Thursday, April 28, 2011

Exercise #8

Picking up his cup of coffee, drips of overflow fall to the table. He sits staring into his black Moleskine. Moving the cup over a page, he imprints the silhouette of his mug onto the page. There was nothing else there, so there might as well be a coffee stain. The café is walled with mirrors. He picks up his cigarette and rubs ash into the page for good measure. Now, if not for an absence of words, he could be writing. To the people watching him from across the room, he is clearly writing. His hair looks disheveled, his pants are worn and he’s scribbling something into that notebook.

Perhaps that’s me watching in the corner.

He listens to the flap of espresso grounds funneled into portafilters, the soft ting that always accompanies a good tamping. Water steams, eschewing out first the bitter, then the crème. A wand screeches milk of various fat contents into volume and fluff, but the best sound comes from the fattest of milks. A deep, thoughtful gurgling full of substance and flavor. He can smell the flavor. Milk just before it’s burnt.

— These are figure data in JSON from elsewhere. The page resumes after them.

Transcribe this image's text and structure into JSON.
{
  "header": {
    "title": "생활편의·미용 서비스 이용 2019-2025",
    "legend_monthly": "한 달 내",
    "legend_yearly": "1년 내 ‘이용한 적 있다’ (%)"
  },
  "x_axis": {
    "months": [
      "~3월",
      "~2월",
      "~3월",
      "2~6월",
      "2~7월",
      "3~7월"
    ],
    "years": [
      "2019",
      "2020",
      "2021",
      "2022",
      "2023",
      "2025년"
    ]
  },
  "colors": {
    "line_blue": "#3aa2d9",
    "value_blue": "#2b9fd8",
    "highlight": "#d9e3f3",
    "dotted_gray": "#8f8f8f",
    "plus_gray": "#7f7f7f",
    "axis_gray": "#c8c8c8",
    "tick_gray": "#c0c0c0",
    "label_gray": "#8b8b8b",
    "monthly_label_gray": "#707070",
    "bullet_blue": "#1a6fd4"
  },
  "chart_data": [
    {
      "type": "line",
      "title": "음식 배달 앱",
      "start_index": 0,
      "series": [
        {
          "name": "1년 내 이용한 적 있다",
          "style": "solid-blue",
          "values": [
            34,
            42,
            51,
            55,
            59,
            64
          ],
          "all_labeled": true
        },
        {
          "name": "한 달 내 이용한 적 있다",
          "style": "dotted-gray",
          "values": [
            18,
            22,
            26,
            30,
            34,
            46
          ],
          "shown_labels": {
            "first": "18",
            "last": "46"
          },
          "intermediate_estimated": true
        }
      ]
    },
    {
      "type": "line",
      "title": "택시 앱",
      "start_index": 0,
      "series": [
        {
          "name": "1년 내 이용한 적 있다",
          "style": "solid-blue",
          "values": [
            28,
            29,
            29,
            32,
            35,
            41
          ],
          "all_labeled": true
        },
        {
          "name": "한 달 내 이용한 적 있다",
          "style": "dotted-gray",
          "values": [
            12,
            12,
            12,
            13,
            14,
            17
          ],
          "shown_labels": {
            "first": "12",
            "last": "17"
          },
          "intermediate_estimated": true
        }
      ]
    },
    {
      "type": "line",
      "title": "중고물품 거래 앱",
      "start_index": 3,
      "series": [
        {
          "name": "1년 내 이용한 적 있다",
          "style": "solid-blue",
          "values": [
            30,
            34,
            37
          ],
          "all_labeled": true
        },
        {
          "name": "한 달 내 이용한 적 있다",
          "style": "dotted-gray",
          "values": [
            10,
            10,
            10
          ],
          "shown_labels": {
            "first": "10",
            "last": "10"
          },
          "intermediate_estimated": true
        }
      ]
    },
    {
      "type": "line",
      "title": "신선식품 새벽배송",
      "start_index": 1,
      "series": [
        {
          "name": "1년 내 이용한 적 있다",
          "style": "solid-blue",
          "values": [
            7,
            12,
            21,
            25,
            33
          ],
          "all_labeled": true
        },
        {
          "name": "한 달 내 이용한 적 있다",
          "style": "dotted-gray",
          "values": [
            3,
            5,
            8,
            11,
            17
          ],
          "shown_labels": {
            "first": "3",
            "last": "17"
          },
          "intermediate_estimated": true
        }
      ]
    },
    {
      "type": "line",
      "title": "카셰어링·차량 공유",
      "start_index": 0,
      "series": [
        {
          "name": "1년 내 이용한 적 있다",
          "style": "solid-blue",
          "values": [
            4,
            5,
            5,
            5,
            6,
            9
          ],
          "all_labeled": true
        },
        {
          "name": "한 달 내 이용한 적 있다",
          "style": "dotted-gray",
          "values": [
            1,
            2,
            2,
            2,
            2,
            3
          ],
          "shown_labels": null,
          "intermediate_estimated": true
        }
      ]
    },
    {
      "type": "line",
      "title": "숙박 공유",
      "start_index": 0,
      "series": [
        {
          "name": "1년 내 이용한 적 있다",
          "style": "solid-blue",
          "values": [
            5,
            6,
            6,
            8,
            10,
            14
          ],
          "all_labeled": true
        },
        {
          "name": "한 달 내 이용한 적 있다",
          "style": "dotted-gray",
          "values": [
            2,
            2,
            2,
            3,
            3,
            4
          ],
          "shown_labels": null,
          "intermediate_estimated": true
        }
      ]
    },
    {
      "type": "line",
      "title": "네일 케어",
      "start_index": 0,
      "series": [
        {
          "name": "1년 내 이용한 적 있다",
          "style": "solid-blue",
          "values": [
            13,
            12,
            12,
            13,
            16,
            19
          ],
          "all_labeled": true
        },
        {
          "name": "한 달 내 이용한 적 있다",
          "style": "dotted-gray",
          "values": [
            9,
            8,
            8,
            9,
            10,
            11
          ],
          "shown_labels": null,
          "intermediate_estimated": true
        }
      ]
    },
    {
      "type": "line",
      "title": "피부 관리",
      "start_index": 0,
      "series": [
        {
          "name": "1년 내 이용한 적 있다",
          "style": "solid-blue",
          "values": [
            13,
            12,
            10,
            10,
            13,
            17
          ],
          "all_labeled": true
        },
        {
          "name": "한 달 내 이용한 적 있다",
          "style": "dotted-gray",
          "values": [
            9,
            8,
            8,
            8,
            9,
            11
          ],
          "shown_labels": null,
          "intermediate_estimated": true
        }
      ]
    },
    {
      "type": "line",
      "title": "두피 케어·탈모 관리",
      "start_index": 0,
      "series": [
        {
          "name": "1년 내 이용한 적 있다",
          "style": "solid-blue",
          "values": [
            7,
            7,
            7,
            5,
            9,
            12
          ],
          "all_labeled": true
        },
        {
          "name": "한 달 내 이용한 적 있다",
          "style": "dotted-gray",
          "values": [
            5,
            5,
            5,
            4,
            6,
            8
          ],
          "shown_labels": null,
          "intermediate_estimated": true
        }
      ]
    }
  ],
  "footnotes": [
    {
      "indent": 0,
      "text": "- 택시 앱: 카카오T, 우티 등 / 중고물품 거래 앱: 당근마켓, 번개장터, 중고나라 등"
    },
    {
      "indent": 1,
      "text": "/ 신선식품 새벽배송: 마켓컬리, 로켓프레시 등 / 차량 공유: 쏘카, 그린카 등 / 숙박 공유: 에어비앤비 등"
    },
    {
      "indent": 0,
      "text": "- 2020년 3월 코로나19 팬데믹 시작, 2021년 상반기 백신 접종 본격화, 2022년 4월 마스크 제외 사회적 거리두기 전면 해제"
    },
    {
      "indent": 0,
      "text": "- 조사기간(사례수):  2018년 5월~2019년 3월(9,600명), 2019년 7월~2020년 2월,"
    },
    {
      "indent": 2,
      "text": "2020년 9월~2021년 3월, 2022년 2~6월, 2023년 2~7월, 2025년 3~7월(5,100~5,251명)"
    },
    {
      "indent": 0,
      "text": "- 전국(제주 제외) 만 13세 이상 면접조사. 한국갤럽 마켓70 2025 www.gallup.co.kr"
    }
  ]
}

He puts his headphones in, takes them out several times over. When he takes them out it is with purpose. Like maybe he heard someone call his name through a song in his ear-buds. He looks around, scrunches his face as if an idea were being worked through the wrinkles. He sniffs the air and smiles to himself. Is that lavender he smells? Perhaps it’s just jasmine.

He stomps his foot along to the tamping of espresso trying to get rid of an itch without taking off his shoe. But for a doodle of a cube with a stick figure in the center, the page is empty. Not even he knows what this means. He just needed some ink on the page to go along with the ink mark on his fingers. He looks at the clock above the door. He looks again. How long before he is allowed to leave? How long before he considers his work done? His leg twitches to the rhythm of seconds bouncing off rain.

He steps outside, looks back at the café. The smell of maples bars released from the pounding of rain on dirt. A sweetness he’s unsure of.